Storytelling from the memoir: “Frankie & the Skeleton”

All Jesus did that day was tell stories—a long storytelling afternoon. His storytelling fulfilled the prophecy:

I will open my mouth and tell stories;
I will bring out into the open
    things hidden since the world’s first day. – Matthew 13:34-35

– Derek Maul and Max

Several readers have been asking for additional posts that feature excerpts from the upcoming memoir.

If you are one of those people, then I promise you are really going to enjoy this segment. The story is one of my favorites from when I worked in Plant City with Middle-School students.

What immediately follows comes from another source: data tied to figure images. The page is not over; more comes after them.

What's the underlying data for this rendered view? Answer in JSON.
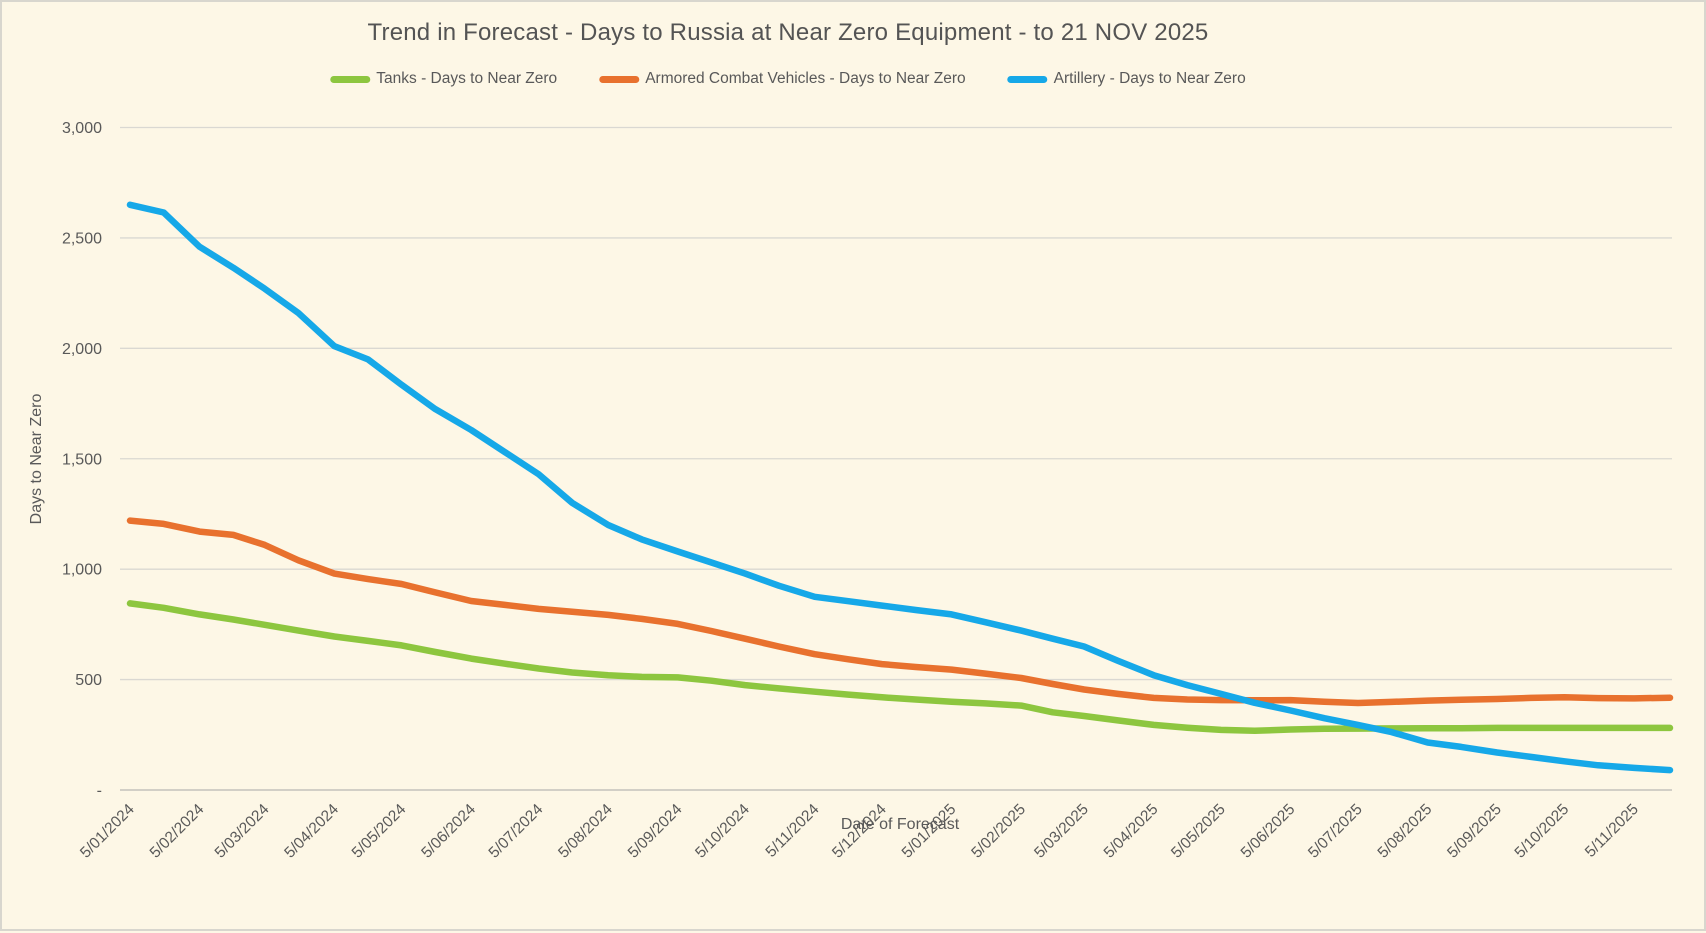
{
  "chart": {
    "title": "Trend in Forecast - Days to Russia at Near Zero Equipment - to 21 NOV 2025",
    "x_axis_title": "Date of Forecast",
    "y_axis_title": "Days to Near Zero"
  },
  "chart_data": {
    "type": "line",
    "title": "Trend in Forecast - Days to Russia at Near Zero Equipment - to 21 NOV 2025",
    "xlabel": "Date of Forecast",
    "ylabel": "Days to Near Zero",
    "ylim": [
      0,
      3000
    ],
    "grid": "horizontal",
    "legend_position": "top",
    "background_color": "#FDF7E6",
    "gridline_color": "#DAD8D2",
    "axis_line_color": "#C4C2BC",
    "text_color": "#595959",
    "x_unit": "days since first forecast (5/01/2024); last data point 21 NOV 2025",
    "x_domain_days": [
      0,
      686
    ],
    "y_ticks": [
      {
        "value": 0,
        "label": "-"
      },
      {
        "value": 500,
        "label": "500"
      },
      {
        "value": 1000,
        "label": "1,000"
      },
      {
        "value": 1500,
        "label": "1,500"
      },
      {
        "value": 2000,
        "label": "2,000"
      },
      {
        "value": 2500,
        "label": "2,500"
      },
      {
        "value": 3000,
        "label": "3,000"
      }
    ],
    "x_ticks": [
      {
        "day": 0,
        "label": "5/01/2024"
      },
      {
        "day": 31,
        "label": "5/02/2024"
      },
      {
        "day": 60,
        "label": "5/03/2024"
      },
      {
        "day": 91,
        "label": "5/04/2024"
      },
      {
        "day": 121,
        "label": "5/05/2024"
      },
      {
        "day": 152,
        "label": "5/06/2024"
      },
      {
        "day": 182,
        "label": "5/07/2024"
      },
      {
        "day": 213,
        "label": "5/08/2024"
      },
      {
        "day": 244,
        "label": "5/09/2024"
      },
      {
        "day": 274,
        "label": "5/10/2024"
      },
      {
        "day": 305,
        "label": "5/11/2024"
      },
      {
        "day": 335,
        "label": "5/12/2024"
      },
      {
        "day": 366,
        "label": "5/01/2025"
      },
      {
        "day": 397,
        "label": "5/02/2025"
      },
      {
        "day": 425,
        "label": "5/03/2025"
      },
      {
        "day": 456,
        "label": "5/04/2025"
      },
      {
        "day": 486,
        "label": "5/05/2025"
      },
      {
        "day": 517,
        "label": "5/06/2025"
      },
      {
        "day": 547,
        "label": "5/07/2025"
      },
      {
        "day": 578,
        "label": "5/08/2025"
      },
      {
        "day": 609,
        "label": "5/09/2025"
      },
      {
        "day": 639,
        "label": "5/10/2025"
      },
      {
        "day": 670,
        "label": "5/11/2025"
      }
    ],
    "series": [
      {
        "name": "Tanks - Days to Near Zero",
        "color": "#8DC63F",
        "points": [
          [
            0,
            845
          ],
          [
            15,
            825
          ],
          [
            31,
            795
          ],
          [
            46,
            772
          ],
          [
            60,
            748
          ],
          [
            75,
            722
          ],
          [
            91,
            695
          ],
          [
            106,
            675
          ],
          [
            121,
            655
          ],
          [
            136,
            625
          ],
          [
            152,
            595
          ],
          [
            167,
            572
          ],
          [
            182,
            550
          ],
          [
            197,
            532
          ],
          [
            213,
            520
          ],
          [
            228,
            512
          ],
          [
            244,
            510
          ],
          [
            259,
            495
          ],
          [
            274,
            475
          ],
          [
            289,
            460
          ],
          [
            305,
            445
          ],
          [
            320,
            432
          ],
          [
            335,
            420
          ],
          [
            350,
            410
          ],
          [
            366,
            400
          ],
          [
            381,
            392
          ],
          [
            397,
            382
          ],
          [
            411,
            352
          ],
          [
            425,
            335
          ],
          [
            440,
            315
          ],
          [
            456,
            295
          ],
          [
            471,
            282
          ],
          [
            486,
            272
          ],
          [
            501,
            268
          ],
          [
            517,
            274
          ],
          [
            532,
            277
          ],
          [
            547,
            278
          ],
          [
            562,
            279
          ],
          [
            578,
            280
          ],
          [
            593,
            280
          ],
          [
            609,
            281
          ],
          [
            624,
            281
          ],
          [
            639,
            281
          ],
          [
            654,
            281
          ],
          [
            670,
            281
          ],
          [
            686,
            281
          ]
        ]
      },
      {
        "name": "Armored Combat Vehicles - Days to Near Zero",
        "color": "#E8712E",
        "points": [
          [
            0,
            1220
          ],
          [
            15,
            1205
          ],
          [
            31,
            1170
          ],
          [
            46,
            1155
          ],
          [
            60,
            1110
          ],
          [
            75,
            1040
          ],
          [
            91,
            980
          ],
          [
            106,
            955
          ],
          [
            121,
            933
          ],
          [
            136,
            895
          ],
          [
            152,
            856
          ],
          [
            167,
            838
          ],
          [
            182,
            820
          ],
          [
            197,
            807
          ],
          [
            213,
            793
          ],
          [
            228,
            775
          ],
          [
            244,
            752
          ],
          [
            259,
            720
          ],
          [
            274,
            685
          ],
          [
            289,
            650
          ],
          [
            305,
            615
          ],
          [
            320,
            592
          ],
          [
            335,
            570
          ],
          [
            350,
            557
          ],
          [
            366,
            545
          ],
          [
            381,
            527
          ],
          [
            397,
            507
          ],
          [
            411,
            480
          ],
          [
            425,
            455
          ],
          [
            440,
            435
          ],
          [
            456,
            417
          ],
          [
            471,
            410
          ],
          [
            486,
            407
          ],
          [
            501,
            406
          ],
          [
            517,
            407
          ],
          [
            532,
            400
          ],
          [
            547,
            394
          ],
          [
            562,
            399
          ],
          [
            578,
            405
          ],
          [
            593,
            409
          ],
          [
            609,
            412
          ],
          [
            624,
            417
          ],
          [
            639,
            420
          ],
          [
            654,
            416
          ],
          [
            670,
            415
          ],
          [
            686,
            418
          ]
        ]
      },
      {
        "name": "Artillery - Days to Near Zero",
        "color": "#16A8E8",
        "points": [
          [
            0,
            2650
          ],
          [
            15,
            2615
          ],
          [
            31,
            2460
          ],
          [
            46,
            2365
          ],
          [
            60,
            2270
          ],
          [
            75,
            2160
          ],
          [
            91,
            2010
          ],
          [
            106,
            1950
          ],
          [
            121,
            1835
          ],
          [
            136,
            1725
          ],
          [
            152,
            1630
          ],
          [
            167,
            1530
          ],
          [
            182,
            1430
          ],
          [
            197,
            1300
          ],
          [
            213,
            1200
          ],
          [
            228,
            1135
          ],
          [
            244,
            1080
          ],
          [
            259,
            1030
          ],
          [
            274,
            980
          ],
          [
            289,
            925
          ],
          [
            305,
            875
          ],
          [
            320,
            855
          ],
          [
            335,
            835
          ],
          [
            350,
            815
          ],
          [
            366,
            795
          ],
          [
            381,
            760
          ],
          [
            397,
            722
          ],
          [
            411,
            685
          ],
          [
            425,
            650
          ],
          [
            440,
            585
          ],
          [
            456,
            520
          ],
          [
            471,
            475
          ],
          [
            486,
            435
          ],
          [
            501,
            395
          ],
          [
            517,
            360
          ],
          [
            532,
            325
          ],
          [
            547,
            295
          ],
          [
            562,
            262
          ],
          [
            578,
            215
          ],
          [
            593,
            195
          ],
          [
            609,
            170
          ],
          [
            624,
            150
          ],
          [
            639,
            130
          ],
          [
            654,
            112
          ],
          [
            670,
            100
          ],
          [
            686,
            90
          ]
        ]
      }
    ]
  }
}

I’m not about to spoil the ending, but I can promise it is worth the six minutes of listening to get there!

The timestamp is Plant City circa Spring 2000. The place is Turkey Creek Middle School. The story is classic behavior management. The names are “changed to protect the guilty.”

The joy when a teacher breaks through!

Oh, but the joy! The joy of taking a risk and seeing it pan out in terms of a student making progress. The crazy fact that the best path forward in that moment would never have been approved by anyone up the chain of administration. The dynamics of working with highly disruptive, creative and impossible to predict students – reason always turned on its head. The beauty of a hard-earned moment of connection when to all appearances the prospects are dismal at best.

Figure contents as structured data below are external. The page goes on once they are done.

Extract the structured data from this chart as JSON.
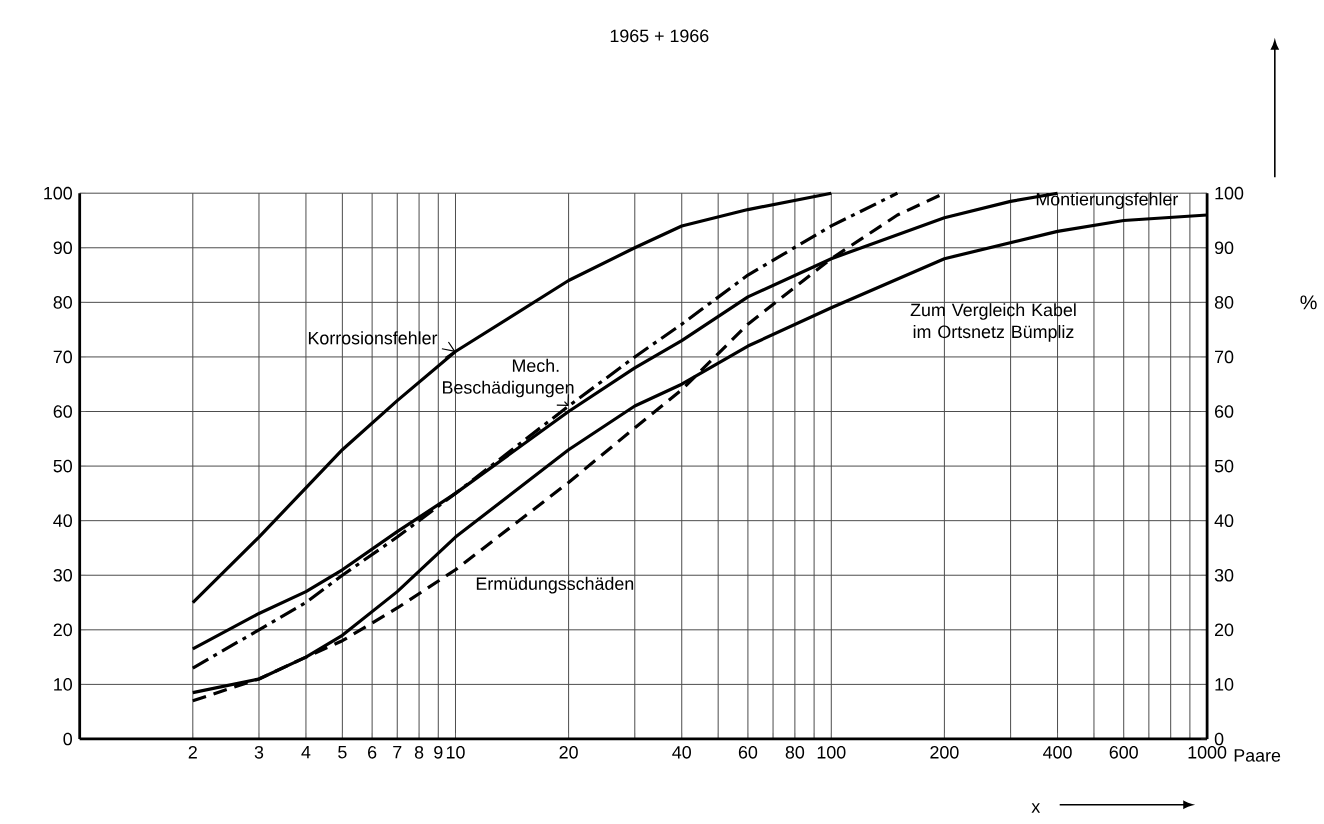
{
  "chart_data": {
    "type": "line",
    "title": "1965 + 1966",
    "xlabel": "x",
    "y2label": "%",
    "annotations": [
      "Paare"
    ],
    "log": "x",
    "grid": true,
    "xlim": [
      1,
      1000
    ],
    "xticks": [
      2,
      3,
      4,
      5,
      6,
      7,
      8,
      9,
      10,
      20,
      {
        "value": 30,
        "label": null
      },
      40,
      {
        "value": 50,
        "label": null
      },
      60,
      {
        "value": 70,
        "label": null
      },
      80,
      {
        "value": 90,
        "label": null
      },
      100,
      200,
      {
        "value": 300,
        "label": null
      },
      400,
      {
        "value": 500,
        "label": null
      },
      600,
      {
        "value": 700,
        "label": null
      },
      {
        "value": 800,
        "label": null
      },
      {
        "value": 900,
        "label": null
      },
      1000
    ],
    "ylim": [
      0,
      100
    ],
    "yticks": [
      0,
      10,
      20,
      30,
      40,
      50,
      60,
      70,
      80,
      90,
      100
    ],
    "y2lim": [
      0,
      100
    ],
    "y2ticks": [
      0,
      10,
      20,
      30,
      40,
      50,
      60,
      70,
      80,
      90,
      100
    ],
    "series": [
      {
        "name": "Korrosionsfehler",
        "color": "#000000",
        "line_style": "solid",
        "x": [
          2,
          3,
          4,
          5,
          7,
          10,
          20,
          30,
          40,
          60,
          100
        ],
        "values": [
          25,
          37,
          46,
          53,
          62,
          71,
          84,
          90,
          94,
          97,
          100
        ]
      },
      {
        "name": "Mech. Beschädigungen",
        "color": "#000000",
        "line_style": "dashdot",
        "x": [
          2,
          3,
          4,
          5,
          7,
          10,
          20,
          30,
          40,
          60,
          100,
          150
        ],
        "values": [
          13,
          20,
          25,
          30,
          37,
          45,
          61,
          70,
          76,
          85,
          94,
          100
        ]
      },
      {
        "name": "Montierungsfehler",
        "color": "#000000",
        "line_style": "solid",
        "x": [
          2,
          3,
          4,
          5,
          7,
          10,
          20,
          30,
          40,
          60,
          100,
          200,
          300,
          400
        ],
        "values": [
          16.5,
          23,
          27,
          31,
          38,
          45,
          60,
          68,
          73,
          81,
          88,
          95.5,
          98.5,
          100
        ]
      },
      {
        "name": "Ermüdungsschäden",
        "color": "#000000",
        "line_style": "dashed",
        "x": [
          2,
          3,
          4,
          5,
          7,
          10,
          20,
          30,
          40,
          60,
          100,
          150,
          200
        ],
        "values": [
          7,
          11,
          15,
          18,
          24,
          31,
          47,
          57,
          64,
          76,
          88,
          96,
          100
        ]
      },
      {
        "name": "Zum Vergleich Kabel im Ortsnetz Bümpliz",
        "color": "#000000",
        "line_style": "solid",
        "x": [
          2,
          3,
          4,
          5,
          7,
          10,
          20,
          30,
          40,
          60,
          100,
          200,
          400,
          600,
          1000
        ],
        "values": [
          8.5,
          11,
          15,
          19,
          27,
          37,
          53,
          61,
          65,
          72,
          79,
          88,
          93,
          95,
          96
        ]
      }
    ]
  }
}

So there you have it. The exact reason teaching is both so wonderfully rewarding and so harrowing all in the same moment.

I managed to enjoy almost twenty years in the classroom, working with Autistic, Severely Emotionally Disturbed and Emotionally Handicapped students, from three years old all the way to fifteen. And it has likely given me more than enough material for any number of books. Drama; comedy; adventure; tragedy; autobiography; non-fiction; horror. All this and more!

But this story about my student “Frankie” – while in many ways just the tip of a really huge iceberg – is absolutely a keeper.

I remain grateful to have these amazing experiences to draw from – DEREK

2 comments

  1. Fantastic story! I was on the floor laughing too! As a former teacher of special ed students I can really appreciate this.